Friday, September 28, 2018

Of Humanity and Monsters


If you start introducing the history of the Black Plague in the right announcer voice, it sounds like the trailer for a great post-apocalyptic flick. The difference between history and fiction in this case, however, is in the rebuilding. One of our movies would focus on struggle, weakness, and the worst of us. It would look at human goodness with a scarcity mentality, celebrating moral grayness at the end of the world.

But, the Humanists didn’t. They found their glory in the strength and beauty of humanity. These thinkers came through a tragedy where they had very little control or ability to save lives (and were essentially at the mercy of fleas) celebrating the greatness of man. This seems counter-intuitive, but I’m still working on my cynical tendencies. I could be wrong.

Whether I’m biased by a darker glass than others or not, I’m not the only one. If entertainment like The Walking Dead is a reflection of societal thoughts and fears, then we lost the Humanist mentality somewhere along the way. We’ve come to believe that we are not only the apex predator, but monster in the closet. Montaigne found nobility in humans that others referred to as savages, while we make movies like Arrival where we have to be saved from—and despite—ourselves.

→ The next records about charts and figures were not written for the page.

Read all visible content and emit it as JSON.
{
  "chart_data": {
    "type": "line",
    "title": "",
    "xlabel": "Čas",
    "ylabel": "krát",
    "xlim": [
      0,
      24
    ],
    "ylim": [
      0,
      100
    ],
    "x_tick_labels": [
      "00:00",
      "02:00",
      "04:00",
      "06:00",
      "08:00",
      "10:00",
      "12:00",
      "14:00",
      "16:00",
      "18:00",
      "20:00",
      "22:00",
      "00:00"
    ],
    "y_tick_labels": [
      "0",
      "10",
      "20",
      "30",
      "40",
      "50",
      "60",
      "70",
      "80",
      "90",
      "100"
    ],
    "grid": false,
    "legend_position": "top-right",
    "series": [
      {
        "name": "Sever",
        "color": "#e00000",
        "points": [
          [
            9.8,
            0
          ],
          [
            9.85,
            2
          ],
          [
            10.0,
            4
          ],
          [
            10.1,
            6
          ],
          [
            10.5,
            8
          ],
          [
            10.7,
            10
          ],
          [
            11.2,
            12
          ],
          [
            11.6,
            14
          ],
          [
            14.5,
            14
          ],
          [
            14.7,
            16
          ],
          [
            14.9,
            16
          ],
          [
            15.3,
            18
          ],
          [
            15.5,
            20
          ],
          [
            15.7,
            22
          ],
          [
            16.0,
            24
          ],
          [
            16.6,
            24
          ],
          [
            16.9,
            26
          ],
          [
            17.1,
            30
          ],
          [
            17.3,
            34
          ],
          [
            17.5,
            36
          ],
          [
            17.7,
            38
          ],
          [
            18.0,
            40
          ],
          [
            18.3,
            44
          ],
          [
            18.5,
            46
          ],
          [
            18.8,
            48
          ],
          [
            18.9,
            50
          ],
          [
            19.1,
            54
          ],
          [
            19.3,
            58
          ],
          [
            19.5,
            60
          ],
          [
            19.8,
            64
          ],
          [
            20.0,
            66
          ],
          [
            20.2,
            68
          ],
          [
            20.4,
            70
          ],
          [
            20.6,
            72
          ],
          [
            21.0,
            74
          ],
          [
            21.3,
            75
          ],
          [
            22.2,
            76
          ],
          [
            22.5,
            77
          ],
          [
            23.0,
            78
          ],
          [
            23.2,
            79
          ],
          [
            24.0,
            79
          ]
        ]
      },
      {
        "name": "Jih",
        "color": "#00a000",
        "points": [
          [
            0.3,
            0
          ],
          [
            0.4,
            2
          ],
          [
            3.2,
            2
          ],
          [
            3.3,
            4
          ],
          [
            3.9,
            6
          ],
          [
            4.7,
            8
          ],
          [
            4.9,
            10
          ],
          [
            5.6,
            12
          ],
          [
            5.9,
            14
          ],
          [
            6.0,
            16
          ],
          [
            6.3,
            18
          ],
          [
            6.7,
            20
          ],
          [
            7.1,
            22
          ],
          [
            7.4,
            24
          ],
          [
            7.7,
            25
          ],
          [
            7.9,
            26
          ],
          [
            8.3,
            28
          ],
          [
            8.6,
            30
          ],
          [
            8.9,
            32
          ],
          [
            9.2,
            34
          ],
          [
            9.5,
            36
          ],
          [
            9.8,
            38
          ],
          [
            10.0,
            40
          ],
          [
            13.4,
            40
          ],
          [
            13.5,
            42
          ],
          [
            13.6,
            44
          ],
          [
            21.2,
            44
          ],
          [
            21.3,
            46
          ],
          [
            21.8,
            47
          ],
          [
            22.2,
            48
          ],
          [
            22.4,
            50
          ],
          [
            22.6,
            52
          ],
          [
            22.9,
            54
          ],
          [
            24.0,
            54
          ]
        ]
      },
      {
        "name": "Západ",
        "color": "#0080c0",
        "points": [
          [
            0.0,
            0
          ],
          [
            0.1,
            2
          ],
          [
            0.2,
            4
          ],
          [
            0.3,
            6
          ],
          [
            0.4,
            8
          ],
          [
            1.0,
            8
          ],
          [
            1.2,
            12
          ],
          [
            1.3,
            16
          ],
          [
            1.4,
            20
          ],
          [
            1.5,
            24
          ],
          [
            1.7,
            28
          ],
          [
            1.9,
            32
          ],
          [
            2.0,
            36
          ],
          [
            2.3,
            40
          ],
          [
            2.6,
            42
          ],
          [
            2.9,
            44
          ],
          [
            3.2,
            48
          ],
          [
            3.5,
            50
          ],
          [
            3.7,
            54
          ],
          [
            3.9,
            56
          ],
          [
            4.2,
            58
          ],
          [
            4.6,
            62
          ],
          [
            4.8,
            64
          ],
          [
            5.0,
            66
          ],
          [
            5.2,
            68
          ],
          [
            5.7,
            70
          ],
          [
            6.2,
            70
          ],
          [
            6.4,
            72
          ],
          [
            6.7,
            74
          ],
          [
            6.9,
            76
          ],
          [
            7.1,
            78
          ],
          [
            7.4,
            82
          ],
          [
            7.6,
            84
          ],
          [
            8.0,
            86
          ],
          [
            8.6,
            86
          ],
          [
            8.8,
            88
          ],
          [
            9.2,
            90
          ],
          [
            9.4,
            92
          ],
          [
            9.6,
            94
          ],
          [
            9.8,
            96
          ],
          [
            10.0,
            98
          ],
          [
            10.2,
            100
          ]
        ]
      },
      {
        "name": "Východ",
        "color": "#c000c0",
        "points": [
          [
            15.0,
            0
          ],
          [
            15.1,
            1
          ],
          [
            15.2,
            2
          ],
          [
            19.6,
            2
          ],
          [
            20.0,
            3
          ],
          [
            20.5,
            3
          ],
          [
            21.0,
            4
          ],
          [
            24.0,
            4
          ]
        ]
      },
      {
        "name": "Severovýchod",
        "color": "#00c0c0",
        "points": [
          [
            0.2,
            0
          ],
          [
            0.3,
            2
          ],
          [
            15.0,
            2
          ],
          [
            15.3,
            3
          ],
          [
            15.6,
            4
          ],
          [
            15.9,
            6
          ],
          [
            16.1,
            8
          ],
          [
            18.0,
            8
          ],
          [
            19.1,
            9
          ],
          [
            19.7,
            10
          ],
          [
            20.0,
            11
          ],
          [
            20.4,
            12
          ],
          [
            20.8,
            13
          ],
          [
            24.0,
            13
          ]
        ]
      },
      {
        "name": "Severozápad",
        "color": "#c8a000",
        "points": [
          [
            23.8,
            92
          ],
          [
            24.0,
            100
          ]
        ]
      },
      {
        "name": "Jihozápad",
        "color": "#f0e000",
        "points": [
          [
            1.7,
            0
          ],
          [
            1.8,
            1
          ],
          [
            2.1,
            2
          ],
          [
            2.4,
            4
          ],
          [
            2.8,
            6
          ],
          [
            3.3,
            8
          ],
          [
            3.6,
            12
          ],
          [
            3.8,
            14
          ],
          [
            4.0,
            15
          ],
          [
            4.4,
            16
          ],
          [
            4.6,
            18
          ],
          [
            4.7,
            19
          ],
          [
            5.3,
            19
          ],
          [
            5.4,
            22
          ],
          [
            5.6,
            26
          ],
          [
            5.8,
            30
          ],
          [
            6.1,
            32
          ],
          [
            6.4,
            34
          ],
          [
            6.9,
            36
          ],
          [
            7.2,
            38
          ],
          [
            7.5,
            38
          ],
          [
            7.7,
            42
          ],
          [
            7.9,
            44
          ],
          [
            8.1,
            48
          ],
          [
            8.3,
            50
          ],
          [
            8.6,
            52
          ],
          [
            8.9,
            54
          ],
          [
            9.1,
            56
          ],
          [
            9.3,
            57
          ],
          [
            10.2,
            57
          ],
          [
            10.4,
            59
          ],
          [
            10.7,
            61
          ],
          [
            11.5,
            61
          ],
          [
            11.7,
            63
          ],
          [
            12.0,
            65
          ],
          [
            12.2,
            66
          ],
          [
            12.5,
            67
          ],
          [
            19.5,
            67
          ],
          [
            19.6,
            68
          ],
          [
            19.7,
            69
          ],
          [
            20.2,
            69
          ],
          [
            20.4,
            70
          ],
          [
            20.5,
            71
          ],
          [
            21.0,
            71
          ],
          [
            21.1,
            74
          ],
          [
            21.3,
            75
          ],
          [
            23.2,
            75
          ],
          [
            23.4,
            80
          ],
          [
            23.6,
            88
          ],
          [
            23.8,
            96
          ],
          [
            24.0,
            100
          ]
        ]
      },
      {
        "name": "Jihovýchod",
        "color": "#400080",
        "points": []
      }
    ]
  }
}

While we celebrate the printing press and the effect it had on inspiring generations, there’s a good chance that this straying from Humanist thought began with the printing press as well. The printing press showed us that we were hungry to understand the world, but it also gave us the belief that we could want to understand it. That we deserved it.

That need turned into the telegram that gave us news of the American civil war and the sinking of the Titanic. It gave us the radio that filled us with reports of a war-torn Europe. Then it gave us the film that showed us the holocaust and the atom bomb. In the grand scheme of things, it didn’t take us very long to go from criticizing the Catholic church for burning Bibles to wondering how we can control information in our day and age.

So, after seeing in graphic detail just what kind of evil humanity is capable of, do we get to say “What a piece of work is man!” with sincerity or sarcasm? Can we still look on the human form with joy? Or with only with trepidation?

I think we have to create a personal answer to that. And mine, with all of the value, experience, and cynicism that it holds, agrees with the humanists. Just with a word of caution. What a piece of work is man! And how important it is to guide that incredible power along moral lines.